Open Letter to The Oklahoma City Dodgers: An Official Plea for Greater Goat Acess Consideration to Ensure Continued Success on the Field
By Anthony Pego
Opening day is upon us Okc-based minor league baseball fans (April 9th), and in the name of avoiding spring cleaning we all dust off our fitted hats and foam fingers this time of year. Due to a series of home break-ins over the last year here at Boo Science Labs I’ve felt somewhat cursed, and have become somewhat superstitious. For this reason I have begun researching the best method by which we new OKC Dodgers (formerly the RedHawks) fans may avoid accidentally attracting a curse placed upon our recently rebranded minor-league baseball team.

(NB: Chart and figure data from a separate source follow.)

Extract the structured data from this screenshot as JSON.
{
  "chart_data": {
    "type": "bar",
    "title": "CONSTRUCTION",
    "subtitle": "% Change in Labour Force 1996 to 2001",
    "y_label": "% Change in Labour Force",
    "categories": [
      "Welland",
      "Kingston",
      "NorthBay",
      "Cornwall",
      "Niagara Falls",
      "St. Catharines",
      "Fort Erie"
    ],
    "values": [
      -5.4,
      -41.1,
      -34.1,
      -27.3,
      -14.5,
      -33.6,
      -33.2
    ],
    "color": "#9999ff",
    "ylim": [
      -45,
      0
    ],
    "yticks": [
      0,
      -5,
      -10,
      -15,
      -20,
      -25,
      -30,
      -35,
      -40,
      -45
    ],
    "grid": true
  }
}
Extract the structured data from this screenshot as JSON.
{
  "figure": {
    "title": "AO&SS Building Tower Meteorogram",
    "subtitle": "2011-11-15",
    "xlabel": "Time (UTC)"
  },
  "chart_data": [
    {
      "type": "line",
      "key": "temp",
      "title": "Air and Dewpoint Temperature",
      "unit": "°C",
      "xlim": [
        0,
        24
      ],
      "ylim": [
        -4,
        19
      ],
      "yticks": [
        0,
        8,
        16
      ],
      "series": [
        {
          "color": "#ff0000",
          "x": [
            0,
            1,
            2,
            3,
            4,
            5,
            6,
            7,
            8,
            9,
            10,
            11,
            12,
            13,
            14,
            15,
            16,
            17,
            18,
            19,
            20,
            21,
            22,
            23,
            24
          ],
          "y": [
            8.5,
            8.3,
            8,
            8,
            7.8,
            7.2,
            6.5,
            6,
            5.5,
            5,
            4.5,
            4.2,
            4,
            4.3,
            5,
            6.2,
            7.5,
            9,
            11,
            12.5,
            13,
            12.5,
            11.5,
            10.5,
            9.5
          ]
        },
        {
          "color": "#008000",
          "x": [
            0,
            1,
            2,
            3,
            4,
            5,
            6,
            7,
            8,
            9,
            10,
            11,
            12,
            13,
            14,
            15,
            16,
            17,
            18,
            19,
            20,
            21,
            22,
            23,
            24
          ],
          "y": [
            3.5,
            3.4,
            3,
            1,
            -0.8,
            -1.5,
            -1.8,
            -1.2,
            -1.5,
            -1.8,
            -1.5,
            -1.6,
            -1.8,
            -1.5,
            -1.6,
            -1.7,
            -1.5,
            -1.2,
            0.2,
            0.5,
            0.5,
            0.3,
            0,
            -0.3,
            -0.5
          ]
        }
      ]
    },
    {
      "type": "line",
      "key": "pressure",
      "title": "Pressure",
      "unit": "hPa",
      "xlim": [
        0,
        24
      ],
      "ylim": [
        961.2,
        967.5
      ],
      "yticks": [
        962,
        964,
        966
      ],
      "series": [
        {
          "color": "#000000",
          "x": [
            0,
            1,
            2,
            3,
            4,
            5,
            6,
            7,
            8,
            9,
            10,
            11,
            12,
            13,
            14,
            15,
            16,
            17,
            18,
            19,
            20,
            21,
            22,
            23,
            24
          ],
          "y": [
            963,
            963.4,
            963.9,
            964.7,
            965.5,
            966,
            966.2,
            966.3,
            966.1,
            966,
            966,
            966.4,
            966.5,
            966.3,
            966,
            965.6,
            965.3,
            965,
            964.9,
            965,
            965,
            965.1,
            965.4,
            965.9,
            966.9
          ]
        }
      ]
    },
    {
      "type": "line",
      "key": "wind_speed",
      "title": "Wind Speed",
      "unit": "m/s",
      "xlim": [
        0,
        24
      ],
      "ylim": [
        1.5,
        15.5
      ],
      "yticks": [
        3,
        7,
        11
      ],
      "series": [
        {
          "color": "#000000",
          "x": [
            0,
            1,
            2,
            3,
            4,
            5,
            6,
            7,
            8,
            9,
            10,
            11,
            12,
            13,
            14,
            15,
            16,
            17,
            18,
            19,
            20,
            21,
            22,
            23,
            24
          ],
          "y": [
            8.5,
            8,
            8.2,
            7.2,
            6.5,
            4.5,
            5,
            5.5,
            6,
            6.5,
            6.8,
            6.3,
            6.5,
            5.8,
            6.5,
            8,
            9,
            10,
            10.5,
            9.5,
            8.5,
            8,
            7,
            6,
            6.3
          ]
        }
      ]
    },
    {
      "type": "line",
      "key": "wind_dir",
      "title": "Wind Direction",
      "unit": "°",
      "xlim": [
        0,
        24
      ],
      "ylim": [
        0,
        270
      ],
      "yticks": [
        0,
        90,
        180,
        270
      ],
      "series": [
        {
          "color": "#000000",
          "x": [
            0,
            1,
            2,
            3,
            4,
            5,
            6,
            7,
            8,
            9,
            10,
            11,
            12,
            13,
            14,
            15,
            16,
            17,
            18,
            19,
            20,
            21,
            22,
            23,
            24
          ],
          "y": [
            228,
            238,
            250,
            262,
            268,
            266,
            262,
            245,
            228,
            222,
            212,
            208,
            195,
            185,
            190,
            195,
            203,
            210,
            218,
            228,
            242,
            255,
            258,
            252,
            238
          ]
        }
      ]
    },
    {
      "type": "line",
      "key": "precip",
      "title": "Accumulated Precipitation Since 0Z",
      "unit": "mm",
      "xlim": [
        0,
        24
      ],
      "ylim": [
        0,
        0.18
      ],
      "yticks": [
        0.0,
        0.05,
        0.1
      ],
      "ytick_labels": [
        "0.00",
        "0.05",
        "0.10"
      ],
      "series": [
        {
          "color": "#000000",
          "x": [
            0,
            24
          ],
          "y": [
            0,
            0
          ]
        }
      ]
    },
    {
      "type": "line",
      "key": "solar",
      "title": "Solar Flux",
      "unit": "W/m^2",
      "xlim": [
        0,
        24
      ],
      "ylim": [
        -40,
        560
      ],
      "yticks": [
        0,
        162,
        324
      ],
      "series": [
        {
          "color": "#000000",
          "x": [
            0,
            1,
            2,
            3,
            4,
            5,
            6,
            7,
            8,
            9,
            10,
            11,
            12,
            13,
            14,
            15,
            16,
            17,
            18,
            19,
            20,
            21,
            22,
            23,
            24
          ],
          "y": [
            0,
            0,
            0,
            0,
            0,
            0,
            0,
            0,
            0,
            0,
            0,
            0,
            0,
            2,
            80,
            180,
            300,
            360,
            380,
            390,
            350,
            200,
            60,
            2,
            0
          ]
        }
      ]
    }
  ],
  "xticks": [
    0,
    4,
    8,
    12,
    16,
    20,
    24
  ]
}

It turns out a long, long time ago, in a Wrigley Field far away, a man named Billy Sianis, who owned a goat bar, bought himself and his goat both tickets for a Cubbies and Detroit Tigers World Series baseball game. The goat was denied entry at the Wrigley Field gate, and upon being tied to a stake outside, the most controversial and fruitful curse ever placed on a sports team blanketed the Cubs quest for diamond dominance in a World Series.
After much thumbing through old Mad Magazines, the answer has become clear to me: The OKC Dodgers need some level of access to the OKC Dodgers field for goats. In my opinion, we cannot risk denying even a single goat his or her ability to enjoy American baseball, particularly in the beginning days of a franchise rollover. (That’s what we call it when we rename a baseball francise every 10 or so years, right?)
Spring is a special time for families, and for baseball. The two are most definitely not mutually exclusive, barring the few usual local statisticians and cardboard enthusiasts. Recently, in my quest to understand Twitter, I’ve grown to love a herd of goats known as the Hefner Goats, which tend to municipal needs around the Oklahoma City metro area (along with sheep and a Democrat, I’m told). Despite only having one interaction with them on said social medium, I already feel like they are nuclear family. Or at least a rung above my mom’s lazy-eyed King Charles the IIIrd Cousin Dog, or whatever.
Due to my newfound affinity for all things goat, I am considering adopting a dozen or two of the hard working Satan spawns for my personal lawn service, home security, and of course to expand the number of beloved members in my fine Oklahoma baseball loving multi-specied family. As I add goats to my already overly furry family photos, I’ll want to introduce my bearded friends to our favorite family pastime, baseball, and what better than the Oklahoma City Dodgers for their first taste of Americana and non-goat based leather?
As the Dodgers christen their Oklahoma City diamond I ask, nay I beg, them to consider allowing access to, at the very least, a small but premium hillside. Preferably just over left field (the greenest grass grows on the left side). At the very least I think a seat behind the visiting team dugout is in order, reserved for any Okie goat that might want to visit the ballpark with their family, tenders, or their personal herding dogs. Perhaps in the rare occasion that it goes unused it could be occupied by any out-of-town mascots or service animals belonging to active umpires.
Lord knows we all need someone on our side, and in my opinion the proud and all too often blue-collared goat might be just the wooly friend we need right now.
As for the catification of Harry Caray, Twitter follower @Thomas_Reese requested I turn the Cubs and all of baseball’s most beloved voice into a proud feline, and it is my honor to do so. There are some who say Harry Caray was stronger, sharper, somehow better before he sat down to chug beer and sing* songs with the Cubbie fans, but not me. I say the body will do what it may, but being with those you love, or near the field on which they play when you pass away, and having them love you back, is nothing short of a hero’s death. Ladies, gentlemen, heroes, goats and cats, play ball.